Posted on 10 August 2011
Two books published by the University of Wales Press have been nominated for the Allan Lloyd Smith Prize – an international award which recognises the best book published on the Gothic, 2009-2011.
American Gothic, by Charles L. Crow and The Gothic and Catholicism: Religion, Cultural Exchange and the Popular Novel, 1785-1829, by Maria Purves have both been shortlisted by the International Gothic Association (IGA) for this prestigious award.
The first title, American Gothic, is a collection which brings together, and sets into dialogue, Gothic works by a number of authors which illuminate many of the deepest concerns and fears of nineteenth–century America. The collection contains short stories, novellas, and poems by some of America′s best–known authors African–American writers such as Charles Chesnutt who brilliantly anticipate the Gothic fiction of race in our own time.
The second nomination, The Gothic and Catholicism, constitutes the first sustained analysis which comprehensively proves that a revision is required of the critical commonplace idea in Gothic scholarship that the roots of the Gothic novel should be seen within a late eighteenth-century popular anti-Catholicism.
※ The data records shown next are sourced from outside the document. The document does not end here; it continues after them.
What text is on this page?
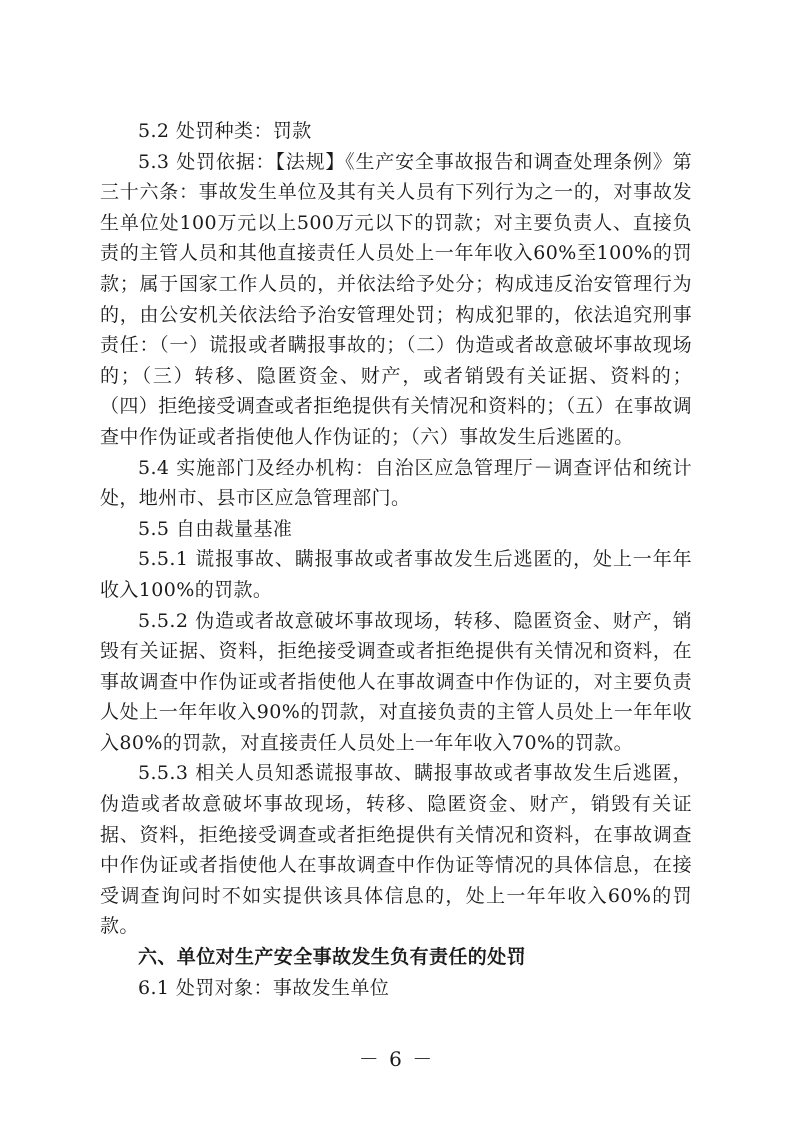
5.2 处罚种类：罚款

5.3 处罚依据：【法规】《生产安全事故报告和调查处理条例》第三十六条：事故发生单位及其有关人员有下列行为之一的，对事故发生单位处100万元以上500万元以下的罚款；对主要负责人、直接负责的主管人员和其他直接责任人员处上一年年收入60%至100%的罚款；属于国家工作人员的，并依法给予处分；构成违反治安管理行为的，由公安机关依法给予治安管理处罚；构成犯罪的，依法追究刑事责任：（一）谎报或者瞒报事故的；（二）伪造或者故意破坏事故现场的；（三）转移、隐匿资金、财产，或者销毁有关证据、资料的；（四）拒绝接受调查或者拒绝提供有关情况和资料的；（五）在事故调查中作伪证或者指使他人作伪证的；（六）事故发生后逃匿的。

5.4 实施部门及经办机构：自治区应急管理厅－调查评估和统计处，地州市、县市区应急管理部门。

5.5 自由裁量基准

5.5.1 谎报事故、瞒报事故或者事故发生后逃匿的，处上一年年收入100%的罚款。

5.5.2 伪造或者故意破坏事故现场，转移、隐匿资金、财产，销毁有关证据、资料，拒绝接受调查或者拒绝提供有关情况和资料，在事故调查中作伪证或者指使他人在事故调查中作伪证的，对主要负责人处上一年年收入90%的罚款，对直接负责的主管人员处上一年年收入80%的罚款，对直接责任人员处上一年年收入70%的罚款。

5.5.3 相关人员知悉谎报事故、瞒报事故或者事故发生后逃匿，伪造或者故意破坏事故现场，转移、隐匿资金、财产，销毁有关证据、资料，拒绝接受调查或者拒绝提供有关情况和资料，在事故调查中作伪证或者指使他人在事故调查中作伪证等情况的具体信息，在接受调查询问时不如实提供该具体信息的，处上一年年收入60%的罚款。

六、单位对生产安全事故发生负有责任的处罚

6.1 处罚对象：事故发生单位

－ 6 －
Whereas scholarship has always maintained that the Catholic motifs contained in Gothic novels (e.g. monks, nuns, abbeys, confessionals) signify anti-Catholic prejudice, Purves’ study argues that in fact the Gothic was neither anti-Catholic nor anti-Church – a huge departure from traditional thinking.
The winner of the prize, which will be adjudicated by a panel of past Presidents of the IGA, will be announced at the IGA’s conference in Heidelberg in August 2011. This is the inaugural award of the Allan Lloyd Smith prize. It is named in honour of the first President of IGA who died in 2010.